Considérant qu'on peut d'autant moins aller chercher dans les simples règles de procédure des éléments de décision applicables aux matières traitées dans le Code pénal, que les règles tracées en l'article 781 et les règles tracées en l'article 1037 étant différentes, le juge, placé entre ces dispositions contraires, ne saurait auxquelles s'arrêter;

Considérant qu'on ne peut pas mieux soutenir que la question est laissée au libre arbitrage du juge; qu'en effet, s'agissant d'un fait purement physique, qui est ou qui n'est pas, et qu'aucune volonté humaine ne peut modifier, la mission du juge ne peut consister qu'à l'affirmer s'il existe, à le nier s'il n'existe pas;

Considérant qu'en cet état de choses, l'opinion qui paraît la plus rationnelle, celle aussi à laquelle se sont ralliés la plupart des auteurs, tend à attribuer à ces mots pendant la nuit, le sens que lui donnent le langage usuel et la nature elle-même ; Que la nature a placé, entre le jour qui finit et la nuit qui va commencer, un certain espace de temps qui n'est ni l'un ni l'autre, qui a un nom propre, qui forme le crépuscule; qu'il est donc naturel de décider que c'est la fin du crépuscule qui marque le commencement de la nuit;

Mais, considérant qu'on admet dans l'usage deux espèces de crépuscules, le crépuscule vrai et le crépuscule civil; que le crépuscule vrai ou crépuscule astronomique est l'espace de temps pendant lequel le soleil, placé à moins de 18 degrés au-dessous de notre horizon, l'éclaire encore plus ou moins de ses rayons réfractés, crépuscule qui dure jusqu'à la nuit noire; que le crépuscule civil, qui n'est à proprement parler qu'un crépuscule conventionnel, est celui dont on place la fin au moment où s'arrêtent les travaux en plein air;

Considérant que de ces deux acceptions, c'est la première qui doit être adoptée; que le juge doit la préférer, d'abord parce que c'est celle qui est la plus favorable au prévenu et ensuite parce que c'est celle qui répond à la réalité, les derniéres lumières du jour ne s'éteignant en réalité qu'à la fin du crépuscule vrai;

Considérant qu'au 2 décembre, le crépuscule vrai a une durée d'une heure trente-cinq minutes; qu'en ajoutant ce temps à l'heure du coucher du soleil, quatre heures quatre minutes, on trouve que c'est à cinq heures trente-neuf minutes que se plaçait, ce jour-là, la limite extrême de la nuit commençant ; Considérant que de ces règles appliquées à l'espèce, il résulte que le fait imputé au prévenu ne constitue pas un délit;

Par ces motifs, confirme le jugement dont est appel; Renvoie, en conséquence, Félix Garel des fins de l'appel du ministère public, sans dépens. Du 24 janvier 1861. — (MM. Durieu, prés.; de Plasman, av. gén.; PiDard, av.)
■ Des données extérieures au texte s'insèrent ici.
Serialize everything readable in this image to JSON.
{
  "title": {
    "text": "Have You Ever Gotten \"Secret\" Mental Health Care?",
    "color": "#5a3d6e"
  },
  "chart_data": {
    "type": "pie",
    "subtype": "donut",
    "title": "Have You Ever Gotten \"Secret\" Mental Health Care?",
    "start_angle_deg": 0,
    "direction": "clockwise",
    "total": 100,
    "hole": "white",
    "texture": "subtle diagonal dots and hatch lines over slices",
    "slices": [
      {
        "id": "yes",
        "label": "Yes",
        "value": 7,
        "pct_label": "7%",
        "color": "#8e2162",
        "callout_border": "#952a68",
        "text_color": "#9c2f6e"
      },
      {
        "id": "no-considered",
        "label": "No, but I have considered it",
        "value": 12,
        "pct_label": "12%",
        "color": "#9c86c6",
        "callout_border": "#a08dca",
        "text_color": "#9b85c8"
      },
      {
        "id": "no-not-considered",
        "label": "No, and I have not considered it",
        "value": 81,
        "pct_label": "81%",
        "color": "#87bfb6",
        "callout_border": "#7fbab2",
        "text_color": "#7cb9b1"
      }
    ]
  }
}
RÉP. DE LÉGISL. FOREST. FÉVR. 1862.

T. I.-3

No 15.

TRIBUNAL CORRECT, DE LA SEINE (6 Ch.).—2 février 1864.

Chasse, temps de neige, animaux nuisibles ou malfaisants, corbeau,

destruction, arrêté préfectoral, armes, confiscation.

En temps de neige on ne peut chasser les animaux nuisibles ou malfaisants que dans les conditions déterminées par le préfet pour le temps où la chasse est close (1).

En cas d'infraction à un arrêté préfectoral concernant la chasse des animaux nuisibles en temps de neige, il y a lieu à la confiscation de l'arme dont le délinquant s'est servi (2).

(Ministère public c. Daniel, etc.)

Il a été constaté par procès-verbal régulier dressé par deux gendarmes, que les sieurs Daniel et Blanchet avaient été surpris, le 28 décembre 1860, en action de chasse, près des bords de la Seine, sur des terrains couverts de neige. Au moment de l'arrivée des gendarmes, le sieur Daniel venait de tirer et de tuer un corbeau.

A raison de ce fait, les sieurs Daniel et Blanchet ont été traduits devant le tribunal correctionnel de la Seine, pour infraction à la loi du 3 mai 1844 (art. 11, no 3) et à l'arrêté du préfet de la Seine du 17 février 1858, concernant la chasse des oiseaux de passage et du gibier d'eau et la destruction des animaux nuisibles, arrêté dont les articles 3, 4 et 8 sont ainsi conçus:

ART. 3.- Il est permis, en tout temps, au propriétaire, possesseur ou fermier, de tirer avec des armes à feu ou de prendre aux piéges, autres que le lacet, sur les terres ou récoltes seulement, les sangliers, les loups, renards, etc., etc. ART. 4.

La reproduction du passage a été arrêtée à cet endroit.